Sakrokoksigeal Bölgenin Germ Hücreli Neoplazmaları : Klinik Özellikleri, Sonuçları ve Tedavi Sonrası Rekürrens Analizi 18 Yıllık Tek Merkez Çalışması
S Hasan, G Şakul, A Çelik, MO Ergün
Ege Üniversitesi Çocuk Cerrahisi Anabilim Dalı
Amaç :
Sakrokoksigeal bölge germ hücreli neoplazmalar genel popülasyonda oldukça nadirdir, ancak sakrokoksigeal teratom yenidoğanlarda en sık görülen konjenital tümördür. Bu makalenin amacı, Sakrokoksigeal tümör hahastalarında hastanın doğal seyreinde olan özel nitelikler, başvuru şikayetleri ve sonuçları belirlemek ve rekrren sakrokoksigeal germ hücreli tümörlerin tanı anında klinik özelliklerini, prognostik faktörleri ve sonuçlarını değerlendirmektir.
Yöntemler :
2002-2020 yılları arasında Ege Üniversitesi Tıp Fakültesi Çocuk Cerrahisi Anabilim Dalı'nda tüm sakrokoksigeal germ hücreli tümörleri hastalarını kapsayan retrospektif çalışmadır.
Bulgular :
Bu çalışmaya merkezimizde tedavi edilen 51 hasta dahil edildi. 8 erkek ve 43 kız vardı ve erkek/kız oranı 1:5.3 idi.

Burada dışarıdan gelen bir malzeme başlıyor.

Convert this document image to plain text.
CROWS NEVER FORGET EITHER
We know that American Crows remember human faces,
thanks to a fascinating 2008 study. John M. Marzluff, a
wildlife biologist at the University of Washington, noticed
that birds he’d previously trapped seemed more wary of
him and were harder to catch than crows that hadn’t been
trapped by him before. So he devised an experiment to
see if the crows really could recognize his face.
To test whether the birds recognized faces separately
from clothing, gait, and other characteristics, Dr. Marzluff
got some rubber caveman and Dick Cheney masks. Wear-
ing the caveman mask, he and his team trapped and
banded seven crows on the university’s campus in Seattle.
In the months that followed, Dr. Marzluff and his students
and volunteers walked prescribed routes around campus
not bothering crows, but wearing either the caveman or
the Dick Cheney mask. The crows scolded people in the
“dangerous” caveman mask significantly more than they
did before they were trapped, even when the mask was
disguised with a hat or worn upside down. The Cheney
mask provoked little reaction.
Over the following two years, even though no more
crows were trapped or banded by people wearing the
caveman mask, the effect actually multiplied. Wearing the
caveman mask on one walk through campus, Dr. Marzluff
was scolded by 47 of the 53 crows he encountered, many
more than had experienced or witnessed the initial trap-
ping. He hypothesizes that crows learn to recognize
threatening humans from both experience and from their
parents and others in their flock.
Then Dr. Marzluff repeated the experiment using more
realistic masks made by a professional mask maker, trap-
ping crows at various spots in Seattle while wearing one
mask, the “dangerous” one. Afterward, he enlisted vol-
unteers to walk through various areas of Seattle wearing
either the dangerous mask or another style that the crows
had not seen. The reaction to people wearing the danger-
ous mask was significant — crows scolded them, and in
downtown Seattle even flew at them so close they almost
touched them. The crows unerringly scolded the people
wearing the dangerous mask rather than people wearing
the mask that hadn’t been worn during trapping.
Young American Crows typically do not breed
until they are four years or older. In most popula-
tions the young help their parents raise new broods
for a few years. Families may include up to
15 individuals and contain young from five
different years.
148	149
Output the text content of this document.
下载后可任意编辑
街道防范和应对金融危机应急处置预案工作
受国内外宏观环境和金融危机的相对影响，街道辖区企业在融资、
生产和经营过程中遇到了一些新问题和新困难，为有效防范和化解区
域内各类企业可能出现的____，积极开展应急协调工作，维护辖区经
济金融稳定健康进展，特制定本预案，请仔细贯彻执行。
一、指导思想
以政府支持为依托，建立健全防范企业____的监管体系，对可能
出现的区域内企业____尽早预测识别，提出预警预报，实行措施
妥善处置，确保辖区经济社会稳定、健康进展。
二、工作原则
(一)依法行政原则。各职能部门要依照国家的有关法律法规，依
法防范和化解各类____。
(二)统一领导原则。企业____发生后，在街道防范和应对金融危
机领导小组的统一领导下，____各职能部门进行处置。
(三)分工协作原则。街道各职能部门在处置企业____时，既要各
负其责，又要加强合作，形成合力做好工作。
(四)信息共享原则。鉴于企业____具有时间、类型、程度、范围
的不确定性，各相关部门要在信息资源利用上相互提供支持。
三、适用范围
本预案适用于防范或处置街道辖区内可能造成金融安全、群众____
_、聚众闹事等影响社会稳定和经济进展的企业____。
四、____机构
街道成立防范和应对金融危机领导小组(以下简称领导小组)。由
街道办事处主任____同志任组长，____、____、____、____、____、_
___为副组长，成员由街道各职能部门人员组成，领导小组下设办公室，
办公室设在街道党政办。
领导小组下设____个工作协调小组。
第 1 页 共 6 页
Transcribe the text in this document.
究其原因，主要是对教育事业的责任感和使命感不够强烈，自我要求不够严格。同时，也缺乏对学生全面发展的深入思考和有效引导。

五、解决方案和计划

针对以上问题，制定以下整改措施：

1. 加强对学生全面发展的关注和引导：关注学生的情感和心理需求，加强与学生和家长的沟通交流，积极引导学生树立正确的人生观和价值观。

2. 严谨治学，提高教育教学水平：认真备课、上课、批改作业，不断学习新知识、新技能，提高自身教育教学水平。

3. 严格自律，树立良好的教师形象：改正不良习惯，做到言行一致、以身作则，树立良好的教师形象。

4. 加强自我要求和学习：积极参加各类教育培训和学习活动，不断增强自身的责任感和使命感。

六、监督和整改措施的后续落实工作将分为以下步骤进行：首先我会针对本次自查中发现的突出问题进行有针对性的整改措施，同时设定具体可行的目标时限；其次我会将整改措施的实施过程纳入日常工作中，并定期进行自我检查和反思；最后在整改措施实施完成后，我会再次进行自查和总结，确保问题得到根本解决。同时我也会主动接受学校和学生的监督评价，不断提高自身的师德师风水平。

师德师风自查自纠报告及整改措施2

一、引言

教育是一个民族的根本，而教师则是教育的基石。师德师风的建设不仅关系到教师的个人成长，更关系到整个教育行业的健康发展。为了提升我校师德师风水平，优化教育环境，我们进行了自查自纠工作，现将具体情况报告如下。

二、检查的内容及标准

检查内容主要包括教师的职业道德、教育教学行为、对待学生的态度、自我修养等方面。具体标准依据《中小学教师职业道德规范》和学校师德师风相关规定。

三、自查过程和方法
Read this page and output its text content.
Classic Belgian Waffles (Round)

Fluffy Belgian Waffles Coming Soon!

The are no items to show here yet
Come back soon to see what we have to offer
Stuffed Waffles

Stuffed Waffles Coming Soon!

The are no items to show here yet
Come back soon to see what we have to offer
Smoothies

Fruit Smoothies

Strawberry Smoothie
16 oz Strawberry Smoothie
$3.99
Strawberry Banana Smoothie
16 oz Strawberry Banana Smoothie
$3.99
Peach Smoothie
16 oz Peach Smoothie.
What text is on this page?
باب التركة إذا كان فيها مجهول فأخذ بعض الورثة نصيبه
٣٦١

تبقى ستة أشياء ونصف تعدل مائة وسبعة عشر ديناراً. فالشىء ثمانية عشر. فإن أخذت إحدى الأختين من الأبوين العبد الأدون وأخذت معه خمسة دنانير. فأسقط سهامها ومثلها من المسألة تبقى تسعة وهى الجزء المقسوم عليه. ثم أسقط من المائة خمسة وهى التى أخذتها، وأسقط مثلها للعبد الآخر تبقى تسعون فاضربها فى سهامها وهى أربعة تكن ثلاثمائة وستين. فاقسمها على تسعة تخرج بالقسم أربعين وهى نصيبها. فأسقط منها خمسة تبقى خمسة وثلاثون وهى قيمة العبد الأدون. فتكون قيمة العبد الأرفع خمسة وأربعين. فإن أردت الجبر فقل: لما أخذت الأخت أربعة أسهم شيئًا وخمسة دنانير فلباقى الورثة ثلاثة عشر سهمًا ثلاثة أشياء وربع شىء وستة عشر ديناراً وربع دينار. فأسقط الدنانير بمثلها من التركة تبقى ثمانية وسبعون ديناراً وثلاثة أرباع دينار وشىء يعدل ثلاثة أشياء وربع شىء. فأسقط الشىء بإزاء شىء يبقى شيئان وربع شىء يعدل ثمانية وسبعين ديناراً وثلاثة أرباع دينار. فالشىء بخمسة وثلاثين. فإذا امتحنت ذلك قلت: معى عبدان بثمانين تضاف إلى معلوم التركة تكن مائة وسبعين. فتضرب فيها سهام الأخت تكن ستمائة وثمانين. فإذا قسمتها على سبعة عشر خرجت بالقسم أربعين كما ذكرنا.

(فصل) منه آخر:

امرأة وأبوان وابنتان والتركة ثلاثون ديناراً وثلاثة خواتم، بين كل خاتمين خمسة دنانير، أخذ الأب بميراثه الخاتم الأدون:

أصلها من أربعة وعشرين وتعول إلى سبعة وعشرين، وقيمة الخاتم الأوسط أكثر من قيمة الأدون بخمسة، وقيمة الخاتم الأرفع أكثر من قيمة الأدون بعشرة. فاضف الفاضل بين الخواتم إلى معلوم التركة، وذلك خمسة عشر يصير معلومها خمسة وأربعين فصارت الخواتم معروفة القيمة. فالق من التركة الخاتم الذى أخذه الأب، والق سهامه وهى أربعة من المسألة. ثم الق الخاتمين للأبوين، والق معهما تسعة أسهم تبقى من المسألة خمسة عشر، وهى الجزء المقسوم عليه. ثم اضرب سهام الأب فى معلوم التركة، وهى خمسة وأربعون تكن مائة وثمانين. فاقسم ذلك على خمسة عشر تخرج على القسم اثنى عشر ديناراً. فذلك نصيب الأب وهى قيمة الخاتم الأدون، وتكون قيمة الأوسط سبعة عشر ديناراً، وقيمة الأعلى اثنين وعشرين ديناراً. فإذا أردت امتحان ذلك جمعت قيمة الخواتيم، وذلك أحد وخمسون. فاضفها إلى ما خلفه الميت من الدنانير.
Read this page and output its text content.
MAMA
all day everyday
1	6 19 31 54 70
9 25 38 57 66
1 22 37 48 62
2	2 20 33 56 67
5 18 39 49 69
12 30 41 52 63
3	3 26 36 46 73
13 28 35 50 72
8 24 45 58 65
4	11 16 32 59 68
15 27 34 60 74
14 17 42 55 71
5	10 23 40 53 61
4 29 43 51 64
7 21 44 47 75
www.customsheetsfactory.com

Lezyonlar 18 hastada (%35.2) prenatal, 14 hastada (%27.4) doğumda, 9 hastada (%17.6) infant döneminde ve 10 hastada (%19.6) çocukluk döneminde tespit edildi. Altman sınıflamasına göre hastaların %29.4'ü tip I, %27.4'ü tip II, %23.5'i tip III ve %19.7'si tip IV idi. Histolojik olarak lezyonların %70.5'i matür teratom, %15.6'sı immatür teratom ve %13.9'u malign teratomdu. 11 hastada rekürren SKT saptandı. Rekürrens zamanı 5 ay- 12 yıl arasında değişmektedir. Rekürren hastaların 9/11 sinde AFP düzeyleri yükselmiştir.
Sonuç :
SKT'ler kızlarda erkeklerden daha sık görülmektedir. Prenatal tanı almayan hastalarda en sık başvuru nedeni sakral kitle bulunması ve ardından interpelvik organ bası semptomlarıydı. En sık görülen histolojik alt tip matür teratomdur. Yaşla birlikte, tip III ve IV'te malignite riski artmaktadır. Rekürren tümörler, orijinli tümörden farklı bir histopatolojik tipe sahip olabilir. İmmaüre teratomların malign teratom olarak nüks etmesi matür teratomlara göre daha yüksektir. Serum AFP düzeyi önemli bir faktördür ancak tek başına rekürrens tanısında yeterli değildir. MR rekürren SKT’ler tanısında altın standart tanı yöntemidir. Devam eden rekürrens riski nedeniyle bu hastaların en az 6 yaşına kadar takip edilmesini önermekteyiz.